Neither side can win the civil war in Syria — which has reached a stalemate — and Damascus will call for a cease-fire with the rebels at proposed peace talks in Geneva, the country's deputy prime minister said in an interview with the Guardian
"Neither the armed opposition nor the regime is capable of defeating the other side," Qadri Jamil told the newspaper. "This zero balance of forces will not change for a while."
In addition, Syria’s economy had lost about $100 billion during the war, he said, twice the country's national production — and it can't afford to lose any more.

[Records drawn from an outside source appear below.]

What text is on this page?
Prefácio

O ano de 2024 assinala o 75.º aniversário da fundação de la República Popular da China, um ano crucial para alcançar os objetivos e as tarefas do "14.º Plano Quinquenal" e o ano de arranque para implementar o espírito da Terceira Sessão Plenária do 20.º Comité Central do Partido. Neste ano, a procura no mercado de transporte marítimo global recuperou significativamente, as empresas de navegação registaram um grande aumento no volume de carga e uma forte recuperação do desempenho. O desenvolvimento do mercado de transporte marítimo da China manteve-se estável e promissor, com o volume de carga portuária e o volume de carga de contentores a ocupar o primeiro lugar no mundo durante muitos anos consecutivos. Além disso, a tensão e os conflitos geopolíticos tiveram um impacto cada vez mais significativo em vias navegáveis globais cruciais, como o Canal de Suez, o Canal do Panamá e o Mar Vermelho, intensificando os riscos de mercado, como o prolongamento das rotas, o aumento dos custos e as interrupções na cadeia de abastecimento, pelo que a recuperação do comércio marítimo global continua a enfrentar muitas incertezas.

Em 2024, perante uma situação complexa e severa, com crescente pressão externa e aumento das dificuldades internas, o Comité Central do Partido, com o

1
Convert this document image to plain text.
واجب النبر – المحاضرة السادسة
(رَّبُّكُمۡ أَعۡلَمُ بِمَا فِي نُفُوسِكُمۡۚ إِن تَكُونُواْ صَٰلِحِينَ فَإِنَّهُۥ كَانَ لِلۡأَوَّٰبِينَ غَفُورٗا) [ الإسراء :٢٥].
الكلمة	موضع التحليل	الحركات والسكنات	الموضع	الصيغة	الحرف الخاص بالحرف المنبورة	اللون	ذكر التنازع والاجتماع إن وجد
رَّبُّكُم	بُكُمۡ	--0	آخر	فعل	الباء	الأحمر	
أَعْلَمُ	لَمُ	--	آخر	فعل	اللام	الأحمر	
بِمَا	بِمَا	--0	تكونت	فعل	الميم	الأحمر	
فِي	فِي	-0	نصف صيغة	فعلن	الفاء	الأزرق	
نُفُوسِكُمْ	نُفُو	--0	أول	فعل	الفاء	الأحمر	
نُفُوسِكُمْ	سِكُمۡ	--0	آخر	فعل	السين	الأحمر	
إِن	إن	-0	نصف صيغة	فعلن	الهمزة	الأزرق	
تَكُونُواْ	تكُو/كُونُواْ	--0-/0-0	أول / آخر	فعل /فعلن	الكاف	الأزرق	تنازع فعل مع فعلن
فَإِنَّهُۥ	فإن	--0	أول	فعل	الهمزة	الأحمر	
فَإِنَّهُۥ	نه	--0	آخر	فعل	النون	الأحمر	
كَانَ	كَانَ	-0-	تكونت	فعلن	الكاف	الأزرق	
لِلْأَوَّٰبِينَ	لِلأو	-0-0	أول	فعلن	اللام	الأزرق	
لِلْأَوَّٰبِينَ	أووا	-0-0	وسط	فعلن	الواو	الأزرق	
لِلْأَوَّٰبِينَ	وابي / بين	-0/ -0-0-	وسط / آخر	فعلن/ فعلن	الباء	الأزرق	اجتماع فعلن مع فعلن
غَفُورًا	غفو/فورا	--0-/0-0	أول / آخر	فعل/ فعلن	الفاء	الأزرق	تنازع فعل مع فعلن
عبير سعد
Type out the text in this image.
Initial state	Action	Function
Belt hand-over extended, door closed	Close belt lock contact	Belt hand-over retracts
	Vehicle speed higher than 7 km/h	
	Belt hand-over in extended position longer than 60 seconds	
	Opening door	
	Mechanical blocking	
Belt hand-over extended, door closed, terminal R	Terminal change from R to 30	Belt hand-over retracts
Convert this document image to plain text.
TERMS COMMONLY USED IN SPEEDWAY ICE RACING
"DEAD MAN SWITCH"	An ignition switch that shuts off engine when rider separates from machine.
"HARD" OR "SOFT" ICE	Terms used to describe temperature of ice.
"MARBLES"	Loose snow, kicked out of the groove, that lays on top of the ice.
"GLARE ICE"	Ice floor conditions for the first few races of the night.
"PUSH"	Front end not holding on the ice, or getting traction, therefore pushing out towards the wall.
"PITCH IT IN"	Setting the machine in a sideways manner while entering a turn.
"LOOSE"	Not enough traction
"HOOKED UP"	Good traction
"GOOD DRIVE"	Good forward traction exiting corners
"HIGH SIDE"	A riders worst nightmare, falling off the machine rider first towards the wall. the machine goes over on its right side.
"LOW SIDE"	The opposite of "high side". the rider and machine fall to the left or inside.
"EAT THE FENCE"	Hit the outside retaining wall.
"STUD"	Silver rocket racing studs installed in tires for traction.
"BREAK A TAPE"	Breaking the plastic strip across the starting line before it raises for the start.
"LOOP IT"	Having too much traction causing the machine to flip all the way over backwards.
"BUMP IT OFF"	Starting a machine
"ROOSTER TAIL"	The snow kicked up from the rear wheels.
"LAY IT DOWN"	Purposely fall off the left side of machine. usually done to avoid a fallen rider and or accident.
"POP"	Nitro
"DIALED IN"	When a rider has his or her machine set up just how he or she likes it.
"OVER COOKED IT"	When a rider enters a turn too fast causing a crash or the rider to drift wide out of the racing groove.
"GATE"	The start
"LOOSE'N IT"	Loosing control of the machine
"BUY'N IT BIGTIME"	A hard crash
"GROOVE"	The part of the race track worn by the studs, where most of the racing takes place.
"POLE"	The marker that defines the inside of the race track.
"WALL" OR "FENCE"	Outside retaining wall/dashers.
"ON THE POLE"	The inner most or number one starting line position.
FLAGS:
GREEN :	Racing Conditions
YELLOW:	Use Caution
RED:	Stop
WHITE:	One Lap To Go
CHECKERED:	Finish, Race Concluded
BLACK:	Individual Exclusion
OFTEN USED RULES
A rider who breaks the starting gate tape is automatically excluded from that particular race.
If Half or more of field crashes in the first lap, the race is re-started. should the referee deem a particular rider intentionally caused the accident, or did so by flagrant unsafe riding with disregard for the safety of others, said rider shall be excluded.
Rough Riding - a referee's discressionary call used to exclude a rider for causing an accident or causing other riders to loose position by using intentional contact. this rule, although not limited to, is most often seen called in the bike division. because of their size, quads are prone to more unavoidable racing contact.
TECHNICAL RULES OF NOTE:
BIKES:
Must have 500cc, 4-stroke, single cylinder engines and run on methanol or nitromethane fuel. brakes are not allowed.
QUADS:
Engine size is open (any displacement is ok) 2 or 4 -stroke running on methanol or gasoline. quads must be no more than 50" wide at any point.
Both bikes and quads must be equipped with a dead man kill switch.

Any truce would be "under international observation," which would be provided by neutral or friendly countries, Jamil said, insisting he was speaking for the Damascus government. Syrian rebels have repeatedly refused to attend cease-fire talks unless President Bashar Assad is removed from power.
The deputy prime minister’s statements are the first time Syria has said what it will propose at the anticipated summit, the Guardian says.
"An end to external intervention, a cease-fire, and the launching of a peaceful political process in a way that the Syrian people can enjoy self-determination without outside intervention and in a democratic way,” Jamil told the Guardian."The paradox now is that the U.S. is trying to give the SNC the leading role. We're fed up with this monopolistic view.
"Let nobody have any fear that the regime in its present form will continue. For all practical purposes the regime in its previous form has ended. In order to realize our progressive reforms we need the West and all those who are involved in Syria to get off our shoulders," he said.